L A prolifération actuelle des demandes de brevets relatives au génome humain et à son large éventail d'applications donne lieu à une controverse de plus en plus vive. Récemment, l'Institut Curie annonçait son intention de contester le brevet européen délivré en janvier à la société américaine Myriad Genetics, qui pourrait permettre à celle-ci d'exercer un monopole sur le dépistage des mutations du gène BRCA1 (« le Quotidien » du 6 septembre).
Cette question des brevets sur le génome est « de la plus haute urgence », estime le Comité international de bioéthique (CIB) dans un rapport dont les perspectives sont actuellement débattus à l'UNESCO. Si l'explosion du nombre de brevets concernant le génome humain n'est pas rapidement jugulée, « le coût des thérapies et des tests génétiques deviendra prohibitif pour la plupart des êtres humains et des pays », souligne ce rapport.
Partage des bénéfices
Le CIB soutient l'idée du partage des bénéfices, c'est-à-dire l'affectation aux pays en développement, d'où provient généralement le matériel génétique, d'une part des bénéfices nets réalisés par les laboratoires pharmaceutiques.
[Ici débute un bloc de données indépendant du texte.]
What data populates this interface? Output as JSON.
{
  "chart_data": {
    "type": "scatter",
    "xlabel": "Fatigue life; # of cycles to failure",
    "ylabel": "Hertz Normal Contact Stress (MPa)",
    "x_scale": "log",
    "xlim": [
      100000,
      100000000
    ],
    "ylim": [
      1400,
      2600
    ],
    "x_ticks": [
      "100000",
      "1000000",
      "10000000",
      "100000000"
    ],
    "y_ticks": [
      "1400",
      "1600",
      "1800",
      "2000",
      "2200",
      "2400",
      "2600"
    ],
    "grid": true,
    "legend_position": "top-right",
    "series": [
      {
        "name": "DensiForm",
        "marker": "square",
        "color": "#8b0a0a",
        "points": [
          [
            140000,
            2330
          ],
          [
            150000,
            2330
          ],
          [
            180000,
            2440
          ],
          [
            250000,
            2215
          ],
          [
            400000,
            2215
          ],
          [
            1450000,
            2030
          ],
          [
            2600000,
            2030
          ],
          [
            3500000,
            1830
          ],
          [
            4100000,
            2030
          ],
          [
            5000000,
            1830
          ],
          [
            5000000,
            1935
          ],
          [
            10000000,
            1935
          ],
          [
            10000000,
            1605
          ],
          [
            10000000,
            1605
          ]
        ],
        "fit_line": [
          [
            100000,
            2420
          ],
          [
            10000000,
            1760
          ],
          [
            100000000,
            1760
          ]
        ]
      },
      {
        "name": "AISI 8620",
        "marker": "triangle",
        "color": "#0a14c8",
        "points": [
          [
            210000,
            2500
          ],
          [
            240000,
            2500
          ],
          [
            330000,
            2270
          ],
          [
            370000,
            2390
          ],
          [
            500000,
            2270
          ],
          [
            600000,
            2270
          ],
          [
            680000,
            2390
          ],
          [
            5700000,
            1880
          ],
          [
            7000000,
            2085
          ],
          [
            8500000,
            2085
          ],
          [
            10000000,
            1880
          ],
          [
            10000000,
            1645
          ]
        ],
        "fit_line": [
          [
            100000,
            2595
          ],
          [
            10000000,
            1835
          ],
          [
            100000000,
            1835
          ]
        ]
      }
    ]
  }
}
En outre, le CIB invite l'UNESCO à « promouvoir d'urgence » l'adoption d'une convention internationale sur les questions éthiques et celles relatives à la propriété intellectuelle et à la génomique, ou sur la matière vivante. Cette convention devrait, entre autres, clarifier l'article 27 alinéa 2 de l'accord ADPIC (Aspects des droits de propriété intellectuelle qui touchent au commerce) afin que celui-ci constitue une exception à la brevetabilité du génome humain sur la base de considérations d'intérêt public.
Cet article stipule que « les membres pourront exclure de la brevetabilité les inventions dont il est nécessaire d'empêcher l'exploitation commerciale sur leur territoire pour protéger l'ordre public ou la moralité, y compris pour protéger la santé et la vie des personnes et des animaux ou préserver les végétaux, ou pour éviter de graves atteintes à l'environnement, à condition que cette exclusion ne tienne pas uniquement au fait que l'exploitation est interdite par leur législation ».
Par ailleurs, le CIB recommande au directeur général de l'UNESCO de proposer à la Conférence générale de l'organisation de prendre des mesures en vue d'un moratoire général concernant l'octroi de futurs brevets sur des séquences de génome humain, « en attendant l'adoption d'un régime international de propriété intellectuelle qui prenne mieux en compte l'éventail des préoccupations éthiques exprimées par la communauté internationale ».
Enfin, le CIB estime que l'UNESCO devrait envisager de prendre au sein du système des Nations unies une initiative visant à créer un fonds mondial destiné à l'acquisition, au profit de l'humanité, des droits de propriété intellectuelle détenus à titre privé sur des séquences de génome humain. « Ce fonds pourrait être mis en place de façon analogue à celui créé par l'OMS pour les thérapies relatives au SIDA », conclut le CIB.